C’è stato il recentissimo documentario The end of the tour, diretto da James Ponsoldt, gradevole tranche de vie dell’omone di Ithaca, viaggio di cinque giorni, compiuto nell’inverno 1996 dal giornalista di Rolling Stone, David Lipsky (Jesse Eisenberg) con un discreto Jason Segel (Wallace a 34 anni) appena lanciato con la pubblicazione di Infinite Jest. Solo che poi The End of The Tour diventa un buddy-movie, interessante per carità, ma più filone “nascita di un’amicizia” tra i protagonisti che sguardo scrutatore ed esplicativo veritiero anche solo di una briciola del dolore interiore del nostro.
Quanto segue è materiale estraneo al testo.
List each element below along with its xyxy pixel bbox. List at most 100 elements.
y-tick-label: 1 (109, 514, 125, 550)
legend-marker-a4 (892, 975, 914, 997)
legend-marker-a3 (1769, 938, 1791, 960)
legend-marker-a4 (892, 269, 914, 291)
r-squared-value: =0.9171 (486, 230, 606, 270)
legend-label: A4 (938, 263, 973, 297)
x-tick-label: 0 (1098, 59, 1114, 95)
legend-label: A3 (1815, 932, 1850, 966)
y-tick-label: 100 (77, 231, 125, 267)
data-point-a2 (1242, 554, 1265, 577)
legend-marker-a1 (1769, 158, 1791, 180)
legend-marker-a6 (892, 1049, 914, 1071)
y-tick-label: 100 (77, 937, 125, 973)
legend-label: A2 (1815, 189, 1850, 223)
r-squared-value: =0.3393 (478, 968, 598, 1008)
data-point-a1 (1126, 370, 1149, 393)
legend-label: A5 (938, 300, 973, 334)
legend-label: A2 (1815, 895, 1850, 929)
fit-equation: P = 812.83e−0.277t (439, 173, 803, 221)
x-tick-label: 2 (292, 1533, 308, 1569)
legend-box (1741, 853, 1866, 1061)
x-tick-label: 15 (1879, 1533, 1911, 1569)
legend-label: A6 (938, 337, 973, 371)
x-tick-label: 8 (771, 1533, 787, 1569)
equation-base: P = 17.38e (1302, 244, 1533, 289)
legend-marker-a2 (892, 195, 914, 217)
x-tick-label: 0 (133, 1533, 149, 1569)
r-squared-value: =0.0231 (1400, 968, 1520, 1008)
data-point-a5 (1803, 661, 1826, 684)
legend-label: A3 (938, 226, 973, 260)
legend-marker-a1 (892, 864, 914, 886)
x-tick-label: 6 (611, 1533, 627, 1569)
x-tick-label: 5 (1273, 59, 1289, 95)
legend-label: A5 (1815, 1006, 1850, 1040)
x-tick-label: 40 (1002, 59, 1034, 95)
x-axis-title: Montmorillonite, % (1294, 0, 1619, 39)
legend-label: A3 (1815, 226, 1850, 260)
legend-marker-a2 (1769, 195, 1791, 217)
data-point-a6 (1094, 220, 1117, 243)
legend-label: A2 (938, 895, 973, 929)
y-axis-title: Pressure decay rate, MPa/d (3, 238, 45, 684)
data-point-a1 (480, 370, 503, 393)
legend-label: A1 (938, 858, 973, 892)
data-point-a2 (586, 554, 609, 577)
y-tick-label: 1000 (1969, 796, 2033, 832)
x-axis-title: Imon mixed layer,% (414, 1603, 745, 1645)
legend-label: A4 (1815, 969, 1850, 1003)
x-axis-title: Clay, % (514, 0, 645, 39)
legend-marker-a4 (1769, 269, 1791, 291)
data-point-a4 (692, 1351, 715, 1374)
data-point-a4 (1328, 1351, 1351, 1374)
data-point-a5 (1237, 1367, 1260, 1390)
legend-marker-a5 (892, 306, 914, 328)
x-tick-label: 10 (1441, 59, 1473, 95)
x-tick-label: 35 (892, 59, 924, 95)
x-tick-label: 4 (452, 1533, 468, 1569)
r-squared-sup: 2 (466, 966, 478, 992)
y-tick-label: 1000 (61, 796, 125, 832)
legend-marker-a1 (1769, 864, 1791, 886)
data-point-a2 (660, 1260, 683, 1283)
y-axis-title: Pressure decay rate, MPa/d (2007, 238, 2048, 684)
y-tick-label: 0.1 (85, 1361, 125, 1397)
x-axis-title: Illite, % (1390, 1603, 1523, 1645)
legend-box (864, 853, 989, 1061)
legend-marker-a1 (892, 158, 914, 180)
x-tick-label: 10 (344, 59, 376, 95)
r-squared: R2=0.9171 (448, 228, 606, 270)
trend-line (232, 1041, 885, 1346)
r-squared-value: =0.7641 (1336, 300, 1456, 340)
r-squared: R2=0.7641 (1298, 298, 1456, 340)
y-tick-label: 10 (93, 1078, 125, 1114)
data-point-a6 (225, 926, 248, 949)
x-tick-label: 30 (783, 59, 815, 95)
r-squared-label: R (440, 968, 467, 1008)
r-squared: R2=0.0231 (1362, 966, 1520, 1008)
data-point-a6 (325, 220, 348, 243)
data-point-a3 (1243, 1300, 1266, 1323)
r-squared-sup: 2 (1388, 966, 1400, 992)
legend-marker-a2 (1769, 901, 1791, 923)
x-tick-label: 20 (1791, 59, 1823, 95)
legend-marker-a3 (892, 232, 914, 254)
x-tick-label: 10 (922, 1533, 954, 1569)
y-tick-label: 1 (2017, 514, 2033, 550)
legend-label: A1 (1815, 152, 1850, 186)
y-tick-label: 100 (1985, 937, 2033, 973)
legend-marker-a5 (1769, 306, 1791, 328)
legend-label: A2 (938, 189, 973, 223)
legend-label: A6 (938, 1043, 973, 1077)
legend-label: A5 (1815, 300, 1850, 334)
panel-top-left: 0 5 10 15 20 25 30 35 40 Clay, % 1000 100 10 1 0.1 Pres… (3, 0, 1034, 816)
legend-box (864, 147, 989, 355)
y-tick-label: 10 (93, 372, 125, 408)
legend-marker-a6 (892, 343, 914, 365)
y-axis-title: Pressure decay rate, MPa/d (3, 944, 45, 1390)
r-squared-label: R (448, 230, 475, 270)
Infine una frase che va tenuta stretta, da Il Re Pallido, romanzo postumo, che fa così: “La nostra piccolezza, la nostra insignificanza e natura mortale, mia e vostra, la cosa a cui per tutto il tempo cerchiamo di non pensare direttamente, che siamo minuscoli e alla mercè di grandi forze e che il tempo passa incessantemente, e che ogni giorno abbiamo perso un altro giorno che non tornerà più e la nostra infanzia è finita e con lei l’adolescenza e il vigore della gioventù e presto l’età adulta, che tutto quello che vediamo intorno a noi non fa che decadere ed andarsene, tutto se ne va e anche noi, anch’io, da come sono sfrecciati via questi quarantadue anni tra non molto me ne andrò anch’io, chi mai avrebbe pensato che esistesse un modo più veritiero di dire “morire”, “andarsene”, il solo suono mi fa sentire come mi sento al crepuscolo di una domenica d’inverno”.